Il peut paraître bien légitime de consacrer quelques pages au caractère à la fois exceptionnel et représentatif de l’architecture d’Albert Laprade et en particulier à la façade en bas-reliefs d’Alfred Auguste Janniot qui décrit dans la pierre l’apport des colonies à leur métropole. Cette glorification colonialiste se trouve confirmée à l’intérieur de l’édifice par les fresques de Pierre Ducos de la Haille qui soulignent le rayonnement de la France dans le monde ou encore par les décors d’Ivanna et André-Hubert Lemaître destinés au salon du maréchal Lyautey.

Baptisé "Musée de la France d’outre-mer" dont la particularité est de présenter un aquarium tropical en sous-sol, en 1960 (contexte de décolonisation) le lieu devient sous l’impulsion d’André Malraux un espace d’exposition d’objets africains et océaniens. C’est en 1990 que naît officiellement le Musée national des arts d’Afrique et d’Océanie ouvert à la création artistique contemporaine. L’élaboration de la Cité nationale de l’histoire de l’immigration en 2004 oblige à un réaménagement qui mise sur une scénographie moderne, sur des simulations numériques et des installations multimédias en attendant l’ouverture d’une médiathèque prévue en 2008.

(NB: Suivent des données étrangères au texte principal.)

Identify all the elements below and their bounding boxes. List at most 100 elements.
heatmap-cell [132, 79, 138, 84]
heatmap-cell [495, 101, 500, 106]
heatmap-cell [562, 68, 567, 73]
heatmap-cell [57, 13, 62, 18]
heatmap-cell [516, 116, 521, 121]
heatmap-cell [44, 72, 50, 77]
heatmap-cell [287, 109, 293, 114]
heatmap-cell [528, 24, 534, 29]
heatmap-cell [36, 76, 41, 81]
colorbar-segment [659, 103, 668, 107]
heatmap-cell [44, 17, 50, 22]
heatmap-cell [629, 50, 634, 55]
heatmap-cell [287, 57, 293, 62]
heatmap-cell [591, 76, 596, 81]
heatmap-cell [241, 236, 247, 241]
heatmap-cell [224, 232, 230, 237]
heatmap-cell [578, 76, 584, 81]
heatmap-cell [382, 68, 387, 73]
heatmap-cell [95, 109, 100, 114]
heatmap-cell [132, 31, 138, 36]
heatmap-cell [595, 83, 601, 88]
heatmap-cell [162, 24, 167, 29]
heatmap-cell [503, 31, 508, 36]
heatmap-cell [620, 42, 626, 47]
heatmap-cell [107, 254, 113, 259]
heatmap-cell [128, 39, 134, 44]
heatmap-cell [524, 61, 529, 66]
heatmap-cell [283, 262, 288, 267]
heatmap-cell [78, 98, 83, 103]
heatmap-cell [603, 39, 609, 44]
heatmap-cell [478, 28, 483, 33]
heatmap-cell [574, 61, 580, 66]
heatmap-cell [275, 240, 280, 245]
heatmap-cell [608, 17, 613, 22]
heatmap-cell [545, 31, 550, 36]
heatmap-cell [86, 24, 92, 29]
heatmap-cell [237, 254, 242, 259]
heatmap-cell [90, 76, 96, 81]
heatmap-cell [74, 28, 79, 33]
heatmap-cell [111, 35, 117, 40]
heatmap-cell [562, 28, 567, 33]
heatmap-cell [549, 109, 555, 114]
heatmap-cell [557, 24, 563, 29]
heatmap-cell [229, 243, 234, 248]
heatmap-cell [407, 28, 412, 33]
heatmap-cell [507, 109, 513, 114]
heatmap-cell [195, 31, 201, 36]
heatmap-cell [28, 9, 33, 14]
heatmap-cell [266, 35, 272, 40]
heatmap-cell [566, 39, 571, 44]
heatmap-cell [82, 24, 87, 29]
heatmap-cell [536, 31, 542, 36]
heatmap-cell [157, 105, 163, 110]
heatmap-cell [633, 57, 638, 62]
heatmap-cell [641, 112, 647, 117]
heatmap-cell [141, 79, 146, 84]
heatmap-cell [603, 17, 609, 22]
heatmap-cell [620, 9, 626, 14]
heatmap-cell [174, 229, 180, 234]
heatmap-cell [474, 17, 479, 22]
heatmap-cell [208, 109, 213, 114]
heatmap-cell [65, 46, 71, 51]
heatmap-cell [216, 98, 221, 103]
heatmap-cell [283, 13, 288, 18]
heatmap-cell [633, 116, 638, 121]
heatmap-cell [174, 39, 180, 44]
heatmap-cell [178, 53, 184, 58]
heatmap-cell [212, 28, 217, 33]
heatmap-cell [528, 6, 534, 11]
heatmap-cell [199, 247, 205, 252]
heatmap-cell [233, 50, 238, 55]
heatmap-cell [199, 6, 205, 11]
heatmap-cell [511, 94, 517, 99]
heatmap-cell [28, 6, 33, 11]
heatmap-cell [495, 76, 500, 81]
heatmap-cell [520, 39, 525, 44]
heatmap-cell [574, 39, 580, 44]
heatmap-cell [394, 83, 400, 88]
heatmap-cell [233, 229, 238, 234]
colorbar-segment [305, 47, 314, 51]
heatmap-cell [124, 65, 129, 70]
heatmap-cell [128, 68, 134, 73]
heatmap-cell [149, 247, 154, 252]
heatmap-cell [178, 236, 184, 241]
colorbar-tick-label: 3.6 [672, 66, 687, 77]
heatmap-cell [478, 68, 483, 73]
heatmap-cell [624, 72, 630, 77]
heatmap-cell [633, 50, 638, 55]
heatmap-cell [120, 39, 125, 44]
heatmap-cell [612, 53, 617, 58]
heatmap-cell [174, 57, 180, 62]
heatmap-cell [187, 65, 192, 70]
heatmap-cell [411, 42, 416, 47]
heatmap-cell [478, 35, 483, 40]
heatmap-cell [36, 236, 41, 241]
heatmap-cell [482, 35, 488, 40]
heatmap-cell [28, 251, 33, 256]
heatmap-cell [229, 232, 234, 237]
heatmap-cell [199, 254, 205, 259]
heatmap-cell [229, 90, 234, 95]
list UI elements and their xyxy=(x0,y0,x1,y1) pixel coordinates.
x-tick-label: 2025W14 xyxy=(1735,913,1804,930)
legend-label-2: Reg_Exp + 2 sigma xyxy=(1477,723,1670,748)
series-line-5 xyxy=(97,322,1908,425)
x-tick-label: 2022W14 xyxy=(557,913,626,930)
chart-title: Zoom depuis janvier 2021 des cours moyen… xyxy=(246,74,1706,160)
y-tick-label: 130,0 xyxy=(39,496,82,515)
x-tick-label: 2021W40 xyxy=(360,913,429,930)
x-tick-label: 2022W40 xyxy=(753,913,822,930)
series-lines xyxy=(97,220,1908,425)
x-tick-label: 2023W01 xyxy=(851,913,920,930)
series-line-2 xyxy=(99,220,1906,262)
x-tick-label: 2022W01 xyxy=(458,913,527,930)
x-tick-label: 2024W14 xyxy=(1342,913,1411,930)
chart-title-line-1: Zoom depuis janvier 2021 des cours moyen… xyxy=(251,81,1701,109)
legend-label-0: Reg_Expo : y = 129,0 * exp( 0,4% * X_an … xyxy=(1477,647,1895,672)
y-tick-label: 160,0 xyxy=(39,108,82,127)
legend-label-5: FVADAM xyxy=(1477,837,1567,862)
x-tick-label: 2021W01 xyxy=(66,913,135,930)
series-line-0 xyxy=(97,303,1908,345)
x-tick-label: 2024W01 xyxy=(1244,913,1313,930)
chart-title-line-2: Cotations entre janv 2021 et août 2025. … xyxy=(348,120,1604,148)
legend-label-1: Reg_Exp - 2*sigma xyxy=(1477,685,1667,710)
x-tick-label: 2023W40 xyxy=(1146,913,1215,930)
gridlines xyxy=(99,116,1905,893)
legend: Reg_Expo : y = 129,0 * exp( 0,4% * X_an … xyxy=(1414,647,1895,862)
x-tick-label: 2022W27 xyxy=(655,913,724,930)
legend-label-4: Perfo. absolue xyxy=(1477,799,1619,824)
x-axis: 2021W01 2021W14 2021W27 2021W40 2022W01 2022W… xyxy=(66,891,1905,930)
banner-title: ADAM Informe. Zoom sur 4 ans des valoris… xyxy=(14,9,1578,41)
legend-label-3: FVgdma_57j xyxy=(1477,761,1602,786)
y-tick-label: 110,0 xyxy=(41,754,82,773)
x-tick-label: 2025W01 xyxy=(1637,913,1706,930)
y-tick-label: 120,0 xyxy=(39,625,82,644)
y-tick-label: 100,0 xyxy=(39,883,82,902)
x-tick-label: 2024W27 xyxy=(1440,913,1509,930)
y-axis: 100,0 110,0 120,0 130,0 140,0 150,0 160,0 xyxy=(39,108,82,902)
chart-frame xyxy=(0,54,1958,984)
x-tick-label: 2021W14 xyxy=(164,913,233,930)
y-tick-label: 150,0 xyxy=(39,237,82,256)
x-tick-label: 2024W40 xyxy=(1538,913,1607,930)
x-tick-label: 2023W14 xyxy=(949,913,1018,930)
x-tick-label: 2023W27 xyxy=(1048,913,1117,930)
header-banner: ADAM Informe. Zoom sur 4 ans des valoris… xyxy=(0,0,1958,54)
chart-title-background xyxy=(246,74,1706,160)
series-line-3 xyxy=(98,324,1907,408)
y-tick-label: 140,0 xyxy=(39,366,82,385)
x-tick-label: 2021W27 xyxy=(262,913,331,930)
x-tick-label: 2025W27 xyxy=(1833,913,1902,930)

Rares sont les monuments contemporains à se prévaloir d’une telle variété de fonctions représentatives de l’évolution historique au XXe siècle. Autrement dit, les réaménagements successifs de cet espace muséographique résument en quelque sorte les soixante-dix sept dernières années de notre histoire nationale. À n’en pas douter, l’ancien musée des colonies s’érige en lieu de mémoires, quitte à frôler l’anachronisme en confiant aujourd’hui à un bâtiment d’essence coloniale le soin d’abriter des collections qui témoignent de l’histoire de l’immigration. Du colonisé à l’immigré, de l’indigène à l’étranger, cette "tyrannie du territoire" ne peut totalement être effacée, ce qui nous invite à nous interroger sur la manière d’appréhender un passé colonial dont les ramifications avec notre époque interpellent à la fois notre mémoire et notre conscience.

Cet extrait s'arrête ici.